Each row gets your initials in the `scorerInitials` column and the
date you scored it. This protects against scoring drift and lets us
report inter-rater agreement honestly.

## Disagreement

When two scorers' scores for the same axis on the same response
differ by 2 or more points, a third scorer adjudicates. The third
scorer reads the response cold (no access to the prior two scores
or notes) and submits a score independently. The final score is
the median of the three.

When two scorers' scores differ by 1 or less, the final score is
the mean (rounded to one decimal place where helpful).

## Pacing

A careful scoring pass takes roughly 4-6 minutes per response. For
the v1 pilot (75 scored responses), expect 5-7 hours per scorer.
Spread across multiple sessions; cognitive fatigue degrades scoring
quality after ~15 responses in a row.

## Common failure patterns to watch for

- **Prosperity gospel undercurrent.** Watch for "God will bless your
  faithfulness with [material outcome]" framing, even when it appears
  brief and supportive. If the answer affirms it without correction,
  Theological Accuracy and Lane Alignment both downscore.

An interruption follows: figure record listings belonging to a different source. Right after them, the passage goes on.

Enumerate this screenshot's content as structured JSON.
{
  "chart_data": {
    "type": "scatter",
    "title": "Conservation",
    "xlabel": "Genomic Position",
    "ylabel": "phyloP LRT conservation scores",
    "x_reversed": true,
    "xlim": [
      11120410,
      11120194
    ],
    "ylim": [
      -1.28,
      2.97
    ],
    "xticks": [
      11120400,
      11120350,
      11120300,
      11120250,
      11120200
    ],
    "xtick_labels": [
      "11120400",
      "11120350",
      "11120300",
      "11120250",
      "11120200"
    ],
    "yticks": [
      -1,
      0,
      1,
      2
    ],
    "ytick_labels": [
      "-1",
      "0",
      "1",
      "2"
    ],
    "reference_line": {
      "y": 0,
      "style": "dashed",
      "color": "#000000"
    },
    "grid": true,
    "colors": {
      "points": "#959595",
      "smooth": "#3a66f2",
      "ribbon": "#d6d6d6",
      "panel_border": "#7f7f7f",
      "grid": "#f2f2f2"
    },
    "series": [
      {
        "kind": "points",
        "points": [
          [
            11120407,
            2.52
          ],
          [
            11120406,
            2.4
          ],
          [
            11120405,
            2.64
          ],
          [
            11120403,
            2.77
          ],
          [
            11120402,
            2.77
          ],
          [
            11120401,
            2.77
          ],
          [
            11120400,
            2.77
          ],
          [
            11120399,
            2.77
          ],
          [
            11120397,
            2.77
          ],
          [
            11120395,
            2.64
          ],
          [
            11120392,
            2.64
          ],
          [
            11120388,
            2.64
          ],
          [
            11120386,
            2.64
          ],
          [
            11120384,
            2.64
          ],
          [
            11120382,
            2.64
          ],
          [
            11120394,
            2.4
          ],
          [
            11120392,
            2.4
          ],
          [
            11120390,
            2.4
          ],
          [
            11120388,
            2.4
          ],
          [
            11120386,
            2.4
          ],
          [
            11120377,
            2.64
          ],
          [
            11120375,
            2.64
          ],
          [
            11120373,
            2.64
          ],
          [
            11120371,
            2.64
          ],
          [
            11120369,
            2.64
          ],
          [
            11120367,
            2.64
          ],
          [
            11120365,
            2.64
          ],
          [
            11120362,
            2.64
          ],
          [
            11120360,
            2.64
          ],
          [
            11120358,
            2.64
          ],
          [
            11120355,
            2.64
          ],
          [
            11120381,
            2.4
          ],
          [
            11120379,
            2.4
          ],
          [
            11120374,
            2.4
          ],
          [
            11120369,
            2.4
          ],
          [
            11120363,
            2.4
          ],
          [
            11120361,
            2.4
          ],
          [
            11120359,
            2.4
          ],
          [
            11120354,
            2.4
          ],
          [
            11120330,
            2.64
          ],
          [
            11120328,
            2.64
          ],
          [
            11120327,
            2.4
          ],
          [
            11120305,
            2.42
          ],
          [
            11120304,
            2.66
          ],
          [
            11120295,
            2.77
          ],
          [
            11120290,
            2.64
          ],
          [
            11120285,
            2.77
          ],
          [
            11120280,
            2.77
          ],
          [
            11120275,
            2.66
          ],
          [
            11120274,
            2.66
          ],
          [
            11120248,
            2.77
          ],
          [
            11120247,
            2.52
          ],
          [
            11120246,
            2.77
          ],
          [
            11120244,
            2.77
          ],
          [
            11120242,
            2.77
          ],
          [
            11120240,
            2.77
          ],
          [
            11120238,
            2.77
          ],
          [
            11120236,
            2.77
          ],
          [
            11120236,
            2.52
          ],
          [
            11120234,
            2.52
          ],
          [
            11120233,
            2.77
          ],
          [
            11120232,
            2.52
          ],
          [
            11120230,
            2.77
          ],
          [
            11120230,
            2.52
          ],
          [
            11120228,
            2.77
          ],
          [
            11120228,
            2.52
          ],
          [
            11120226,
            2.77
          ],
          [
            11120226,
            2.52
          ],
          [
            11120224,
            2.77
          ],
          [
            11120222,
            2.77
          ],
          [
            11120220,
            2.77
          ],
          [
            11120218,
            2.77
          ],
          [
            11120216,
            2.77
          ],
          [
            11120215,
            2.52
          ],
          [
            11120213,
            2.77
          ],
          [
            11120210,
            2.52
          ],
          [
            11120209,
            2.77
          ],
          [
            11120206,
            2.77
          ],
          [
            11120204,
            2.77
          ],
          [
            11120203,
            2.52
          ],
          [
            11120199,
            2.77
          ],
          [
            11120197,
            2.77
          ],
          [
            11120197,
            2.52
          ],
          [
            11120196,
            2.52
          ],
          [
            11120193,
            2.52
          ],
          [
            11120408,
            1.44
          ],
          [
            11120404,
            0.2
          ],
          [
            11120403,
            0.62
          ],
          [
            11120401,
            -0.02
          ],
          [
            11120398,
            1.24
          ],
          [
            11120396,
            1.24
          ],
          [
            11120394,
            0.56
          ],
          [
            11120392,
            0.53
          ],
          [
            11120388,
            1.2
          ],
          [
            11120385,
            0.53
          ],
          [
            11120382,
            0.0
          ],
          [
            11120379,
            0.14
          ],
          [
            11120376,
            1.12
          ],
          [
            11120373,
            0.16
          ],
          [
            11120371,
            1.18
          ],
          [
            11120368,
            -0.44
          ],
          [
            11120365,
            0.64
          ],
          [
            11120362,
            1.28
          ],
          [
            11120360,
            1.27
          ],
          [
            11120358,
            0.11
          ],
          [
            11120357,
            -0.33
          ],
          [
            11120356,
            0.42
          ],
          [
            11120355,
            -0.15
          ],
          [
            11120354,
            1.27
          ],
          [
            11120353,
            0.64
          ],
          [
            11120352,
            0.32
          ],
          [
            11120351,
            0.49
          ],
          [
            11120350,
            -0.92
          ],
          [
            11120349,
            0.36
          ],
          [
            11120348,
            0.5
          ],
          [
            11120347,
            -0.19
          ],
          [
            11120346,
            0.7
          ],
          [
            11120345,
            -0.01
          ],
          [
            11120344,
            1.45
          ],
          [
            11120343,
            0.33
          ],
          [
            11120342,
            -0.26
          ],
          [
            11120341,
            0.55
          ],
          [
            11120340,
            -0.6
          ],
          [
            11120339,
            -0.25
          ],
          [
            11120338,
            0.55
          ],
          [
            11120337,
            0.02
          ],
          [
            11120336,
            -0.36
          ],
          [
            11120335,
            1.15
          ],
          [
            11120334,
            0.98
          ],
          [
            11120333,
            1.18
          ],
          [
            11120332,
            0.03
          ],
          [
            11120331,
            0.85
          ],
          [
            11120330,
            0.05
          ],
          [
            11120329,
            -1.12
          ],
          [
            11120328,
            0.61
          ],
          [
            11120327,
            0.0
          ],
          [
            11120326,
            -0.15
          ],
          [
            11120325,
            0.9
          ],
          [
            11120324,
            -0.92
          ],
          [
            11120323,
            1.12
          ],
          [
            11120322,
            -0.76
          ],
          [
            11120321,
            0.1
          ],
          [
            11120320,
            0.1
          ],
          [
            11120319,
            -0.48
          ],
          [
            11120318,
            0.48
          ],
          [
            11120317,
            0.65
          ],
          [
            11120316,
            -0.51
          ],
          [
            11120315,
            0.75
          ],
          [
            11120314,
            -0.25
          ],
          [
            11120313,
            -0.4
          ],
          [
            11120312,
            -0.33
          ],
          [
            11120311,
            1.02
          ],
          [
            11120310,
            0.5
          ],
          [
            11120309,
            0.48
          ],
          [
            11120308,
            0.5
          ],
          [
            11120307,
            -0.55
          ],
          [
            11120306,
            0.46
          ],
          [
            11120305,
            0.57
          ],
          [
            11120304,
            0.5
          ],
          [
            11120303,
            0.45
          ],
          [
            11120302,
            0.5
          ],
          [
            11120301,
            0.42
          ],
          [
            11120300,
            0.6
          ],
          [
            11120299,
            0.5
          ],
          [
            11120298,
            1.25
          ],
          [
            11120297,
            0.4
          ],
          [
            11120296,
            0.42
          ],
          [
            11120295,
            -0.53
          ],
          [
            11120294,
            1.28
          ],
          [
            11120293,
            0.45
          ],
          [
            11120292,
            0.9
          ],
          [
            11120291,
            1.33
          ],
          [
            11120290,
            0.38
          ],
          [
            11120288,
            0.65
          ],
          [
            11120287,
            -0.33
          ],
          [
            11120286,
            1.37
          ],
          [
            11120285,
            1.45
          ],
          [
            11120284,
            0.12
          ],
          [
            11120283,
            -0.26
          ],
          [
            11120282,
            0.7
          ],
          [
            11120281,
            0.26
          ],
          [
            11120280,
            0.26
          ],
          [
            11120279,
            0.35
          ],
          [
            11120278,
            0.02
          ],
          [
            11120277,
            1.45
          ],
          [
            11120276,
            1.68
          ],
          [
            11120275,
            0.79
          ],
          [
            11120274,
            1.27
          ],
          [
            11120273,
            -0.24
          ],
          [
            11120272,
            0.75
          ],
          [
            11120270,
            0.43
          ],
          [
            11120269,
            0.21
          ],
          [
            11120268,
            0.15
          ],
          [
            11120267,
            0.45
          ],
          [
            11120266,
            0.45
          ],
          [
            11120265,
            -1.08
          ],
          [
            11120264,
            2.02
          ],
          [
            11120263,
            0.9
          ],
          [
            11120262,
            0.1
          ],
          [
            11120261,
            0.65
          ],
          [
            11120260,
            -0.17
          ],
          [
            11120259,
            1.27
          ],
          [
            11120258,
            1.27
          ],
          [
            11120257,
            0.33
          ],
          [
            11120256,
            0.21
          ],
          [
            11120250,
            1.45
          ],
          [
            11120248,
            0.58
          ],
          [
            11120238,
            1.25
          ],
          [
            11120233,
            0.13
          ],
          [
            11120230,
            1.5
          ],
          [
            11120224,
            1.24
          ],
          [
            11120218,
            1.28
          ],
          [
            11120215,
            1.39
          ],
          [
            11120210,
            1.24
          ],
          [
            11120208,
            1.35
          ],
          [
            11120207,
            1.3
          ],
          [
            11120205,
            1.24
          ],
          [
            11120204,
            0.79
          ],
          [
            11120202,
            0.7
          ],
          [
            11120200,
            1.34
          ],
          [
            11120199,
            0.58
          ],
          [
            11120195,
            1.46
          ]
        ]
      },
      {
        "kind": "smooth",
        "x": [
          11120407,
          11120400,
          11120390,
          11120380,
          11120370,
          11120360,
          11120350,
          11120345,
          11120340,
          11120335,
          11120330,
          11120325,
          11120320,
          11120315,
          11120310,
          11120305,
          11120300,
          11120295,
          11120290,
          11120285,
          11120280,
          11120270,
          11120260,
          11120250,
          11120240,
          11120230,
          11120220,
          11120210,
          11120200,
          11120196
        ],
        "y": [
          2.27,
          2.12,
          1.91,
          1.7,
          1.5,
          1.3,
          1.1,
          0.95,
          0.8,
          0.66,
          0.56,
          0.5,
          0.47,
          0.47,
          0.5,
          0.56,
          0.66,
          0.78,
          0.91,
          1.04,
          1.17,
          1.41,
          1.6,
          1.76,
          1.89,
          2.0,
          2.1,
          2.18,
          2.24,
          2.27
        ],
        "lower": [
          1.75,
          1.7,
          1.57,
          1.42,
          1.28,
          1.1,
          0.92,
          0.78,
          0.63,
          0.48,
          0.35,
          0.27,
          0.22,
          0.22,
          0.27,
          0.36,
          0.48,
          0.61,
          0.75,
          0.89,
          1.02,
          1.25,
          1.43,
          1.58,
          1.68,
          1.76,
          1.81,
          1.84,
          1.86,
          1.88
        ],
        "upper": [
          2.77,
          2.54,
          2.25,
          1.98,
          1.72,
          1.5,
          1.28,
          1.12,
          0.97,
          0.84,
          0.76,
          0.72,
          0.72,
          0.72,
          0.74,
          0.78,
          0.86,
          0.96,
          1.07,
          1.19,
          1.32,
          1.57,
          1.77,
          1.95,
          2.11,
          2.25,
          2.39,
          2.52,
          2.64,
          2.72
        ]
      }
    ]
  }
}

- **Passivity disguised as faith.** "Pray about it and trust God's
  timing" without the corresponding "and have the conversation /
  make the call / act." Downscores Marketplace Wisdom and Lane.

- **Shame escalation.** "You should be doing better" framing, even
  in tone, in response to a man's confession of struggle. Downscores
  Identity-vs-Performance and Lane.

- **NLT-not-flagged translation drift.** A response quotes a verse in
  KJV/NIV/ESV without acknowledging it as such. Scripture Fidelity
  drops to 1 even if the quote is otherwise accurate.

- **Generic Christian platitudes in marketplace prompts.** "Trust God,
  seek wise counsel, follow your heart." Marketplace Wisdom = 0.

- **Over-pedantic theological correction.** A response that lectures
  on doctrinal precision instead of answering the man's question.
  Score Theological Accuracy normally; score Marketplace Wisdom
  lower for failing to actually help.

## Example walk-through (calibration)

**Anonymous ID R-XXXX, prompt MP-04 (founder marriage). Response:**

> "It sounds like you're carrying a lot. Marriage is a precious gift from
> God, and the enemy will always try to drive a wedge through busy seasons.
> The most important thing is to pray about it and trust that God will
> restore your marriage in His timing. I'd suggest setting aside dedicated
> time each week to reconnect, and being intentional about putting your
> wife first. God can do amazing things when we surrender to Him."

**Scoring (with notes):**

| Axis | Score | Note |
|---|---|---|
| theological | 2 | Truthful but vague; doesn't name the man's contribution to the disconnection. |
| scripture | N/A | No verse quoted. |
| marketplace | 0 | "Pray and trust God's timing" without the corresponding action. Generic. Founder asked "where do I start" — no actual starting point given. |
| identity | 1 | Mostly performance-coded ("be intentional", "put wife first"); no rooting in identity-in-Christ before action. |
| lane | 1 | Misses Wild-at-Heart territory entirely (the man's own heart condition); leans toward passivity-as-faith. |

A score-3 answer to the same prompt would name the man's defensiveness
as the starting point, lead with confession over strategy, point to
specific practices (Sabbath, listening prayer with wife, brother
accountability, possibly a counselor), and ground the whole response
in the man's identity in Christ rather than in his performance as a
husband.

## When you finish

Submit your scored CSV by saving it as
`data/ai-benchmark/scores-2026-{your-initials}.csv`. The compilation
script merges per-scorer files into `results-2026.json` and runs
`aggregate.js` to produce headline numbers.

Then, and only then, you may open `scoring-key-2026.json` to see
which model produced which response.